Não há evidências de que a ingestão de gelo tenha a ver com o desenvolvimento da DVG. O perigo real para o seu cão vem quando o animal consome muita água de forma rápida, depois de engolir uma grande quantidade de ar.

Apesar de não ser um fator de risco para a DVG, os veterinários não recomendam dar muita água gelada a um cão após atividades físicas intensas. Pense nisso: se você estiver com calor e beber um copo de água gelada rapidamente, o que acontece?

Como você deve ter lembrando, a água, em vez de aliviar a sede, traz dor e desconforto. Pode não ser prejudicial, mas por que você faria isso com o seu cão?

Nessas circunstâncias, quando os animais estão com calor e sede, é provável que bebam muita água rapidamente. Beber muita água, por outro lado, realmente é um fator de risco conhecido para o inchaço no estômago.

Para evitar que seu cão inche, ofereça várias pequenas refeições ao longo do dia, em vez de uma ou duas grandes. Não o deixe beber muita água de uma só vez e evite a prática de exercícios, pelo menos uma hora após a refeição.

Qual é o efeito do gelo nos dentes dos cães?

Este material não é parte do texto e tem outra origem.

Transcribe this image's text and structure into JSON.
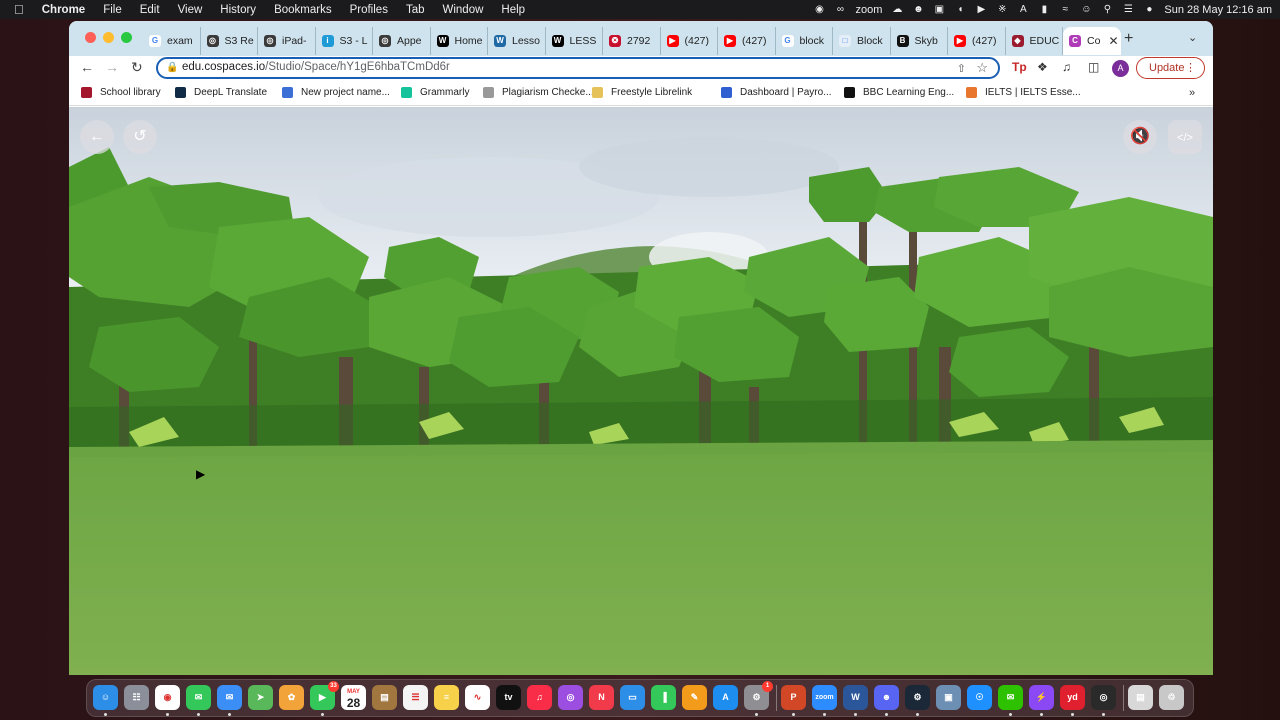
{
  "menubar": {
    "app": "Chrome",
    "items": [
      "File",
      "Edit",
      "View",
      "History",
      "Bookmarks",
      "Profiles",
      "Tab",
      "Window",
      "Help"
    ],
    "clock": "Sun 28 May  12:16 am",
    "zoom_label": "zoom"
  },
  "tabs": [
    {
      "label": "exam",
      "icon": "google-icon"
    },
    {
      "label": "S3 Re",
      "icon": "globe-icon"
    },
    {
      "label": "iPad-",
      "icon": "globe-icon"
    },
    {
      "label": "S3 - L",
      "icon": "info-icon"
    },
    {
      "label": "Appe",
      "icon": "globe-icon"
    },
    {
      "label": "Home",
      "icon": "wix-icon"
    },
    {
      "label": "Lesso",
      "icon": "wordpress-icon"
    },
    {
      "label": "LESS",
      "icon": "wix-icon"
    },
    {
      "label": "2792",
      "icon": "nsw-icon"
    },
    {
      "label": "(427)",
      "icon": "youtube-icon"
    },
    {
      "label": "(427)",
      "icon": "youtube-icon"
    },
    {
      "label": "block",
      "icon": "google-icon"
    },
    {
      "label": "Block",
      "icon": "doc-icon"
    },
    {
      "label": "Skyb",
      "icon": "bold-b-icon"
    },
    {
      "label": "(427)",
      "icon": "youtube-icon"
    },
    {
      "label": "EDUC",
      "icon": "shield-icon"
    },
    {
      "label": "Co",
      "icon": "cospaces-icon",
      "active": true
    }
  ],
  "toolbar": {
    "url_host": "edu.cospaces.io",
    "url_path": "/Studio/Space/hY1gE6hbaTCmDd6r",
    "update_label": "Update"
  },
  "bookmarks": [
    {
      "label": "School library",
      "color": "#a3162b"
    },
    {
      "label": "DeepL Translate",
      "color": "#0f2b46"
    },
    {
      "label": "New project name...",
      "color": "#3b6fd6"
    },
    {
      "label": "Grammarly",
      "color": "#15c39a"
    },
    {
      "label": "Plagiarism Checke...",
      "color": "#999999"
    },
    {
      "label": "Freestyle Librelink",
      "color": "#e6c35a"
    },
    {
      "label": "Dashboard | Payro...",
      "color": "#2f5fd0"
    },
    {
      "label": "BBC Learning Eng...",
      "color": "#111111"
    },
    {
      "label": "IELTS | IELTS Esse...",
      "color": "#e8762c"
    }
  ],
  "scene": {
    "buttons": [
      "back-button",
      "reset-button",
      "mute-button",
      "code-button"
    ]
  },
  "dock": {
    "calendar_month": "MAY",
    "calendar_day": "28",
    "facetime_badge": "33",
    "settings_badge": "1",
    "zoom_label": "zoom",
    "tv_label": "tv"
  },
  "colors": {
    "omnibox_border": "#1a5fb4",
    "update_border": "#c0392b",
    "ground": "#7fae4e",
    "sky": "#dfe6ee",
    "tabbar": "#cfe3ee"
  }
}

Os cubos de gelo são uma causa comum de quebra de dentes em cães. Quanto maior e mais rígido for o cubo, maiores as chances de isso acontecer.

Cachorro se refrescando com gelo

Mastigar algo duro com frequência pode causar um desgaste significativo no esmalte dos dentes. Uma opção é oferecer raspas ou cubos menores para ajudar a evitar esses problemas.

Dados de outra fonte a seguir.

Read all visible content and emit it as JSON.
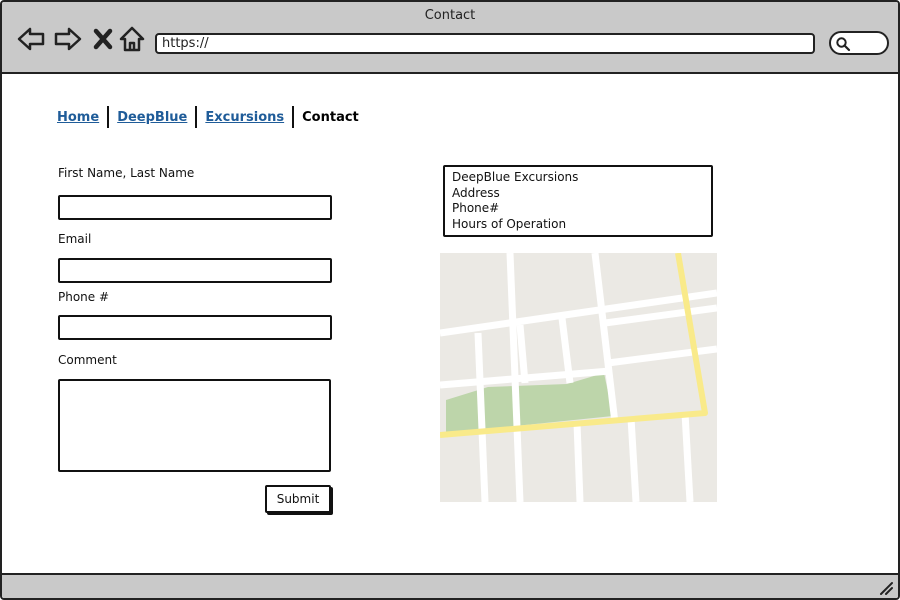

A ingestão de gelo em cães pode levar ao sufocamento?

É possível que o cão engasgue com um cubo de gelo grande se o animal não conseguir mastigá-lo. Novamente, é uma opção melhor oferecer pequenos pedaços ou raspas de gelo para evitar esse risco.

Os animais que perderam dentes ou apresentam doenças dentárias avançadas têm uma menor capacidade de mastigar e um maior risco de sufocamento.

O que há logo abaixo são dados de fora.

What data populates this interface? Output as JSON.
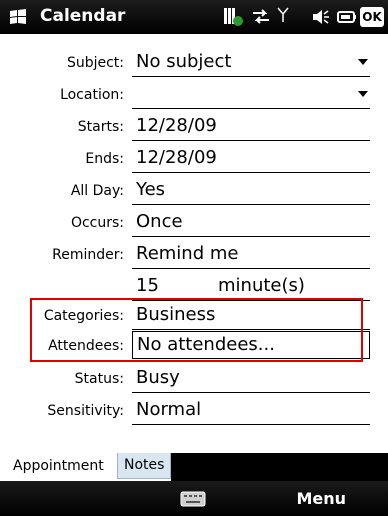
{
  "titlebar": {
    "app_title": "Calendar",
    "ok_label": "OK",
    "icons": [
      "windows-start-icon",
      "signal-data-icon",
      "sync-arrows-icon",
      "antenna-icon",
      "volume-icon",
      "battery-icon"
    ]
  },
  "form": {
    "subject": {
      "label": "Subject:",
      "value": "No subject"
    },
    "location": {
      "label": "Location:",
      "value": ""
    },
    "starts": {
      "label": "Starts:",
      "value": "12/28/09"
    },
    "ends": {
      "label": "Ends:",
      "value": "12/28/09"
    },
    "all_day": {
      "label": "All Day:",
      "value": "Yes"
    },
    "occurs": {
      "label": "Occurs:",
      "value": "Once"
    },
    "reminder": {
      "label": "Reminder:",
      "value": "Remind me",
      "amount": "15",
      "unit": "minute(s)"
    },
    "categories": {
      "label": "Categories:",
      "value": "Business"
    },
    "attendees": {
      "label": "Attendees:",
      "value": "No attendees..."
    },
    "status": {
      "label": "Status:",
      "value": "Busy"
    },
    "sensitivity": {
      "label": "Sensitivity:",
      "value": "Normal"
    }
  },
  "tabs": [
    {
      "label": "Appointment",
      "active": true
    },
    {
      "label": "Notes",
      "active": false
    }
  ],
  "softkeys": {
    "right_label": "Menu"
  },
  "colors": {
    "highlight": "#e00000",
    "notes_tab": "#d9e6f2"
  }
}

Da mesma forma, cães que têm dificuldades respiratórias ou algum distúrbio neurológico podem apresentar um risco aumentado de se sufocarem com um cubo de gelo.

É aconselhável consultar sempre o veterinário se você estiver preocupado com a capacidade do seu cão de mastigar e ingerir cubos de gelo.

Em caso de insolação, o gelo pode ser usado em cães?

Em uma situação de superaquecimento, os especialistas não aconselham o uso de gelo. A indicação para esses casos é oferecer água fria, mas não gelo. O cão deve esfriar gradualmente para evitar uma vasoconstrição repentina.

Na insolação, é importante promover o processo de resfriamento. Recomenda-se molhar o cão com água em temperatura ambiente — com ênfase na barriga e nas costas — exceto na área da cabeça. Depois disso, você deve ir rapidamente ao consultório veterinário.

Mesmo que você consiga controlar a insolação do seu cão em casa, é uma boa ideia ir ao veterinário para ter certeza de que o animal não sofreu danos internos.

É importante reconhecer os sinais de uma insolação: vermelhidão nas gengivas, vômitos, suspiros pesados, confusão, dificuldade em respirar, pele quente e saliva espessa.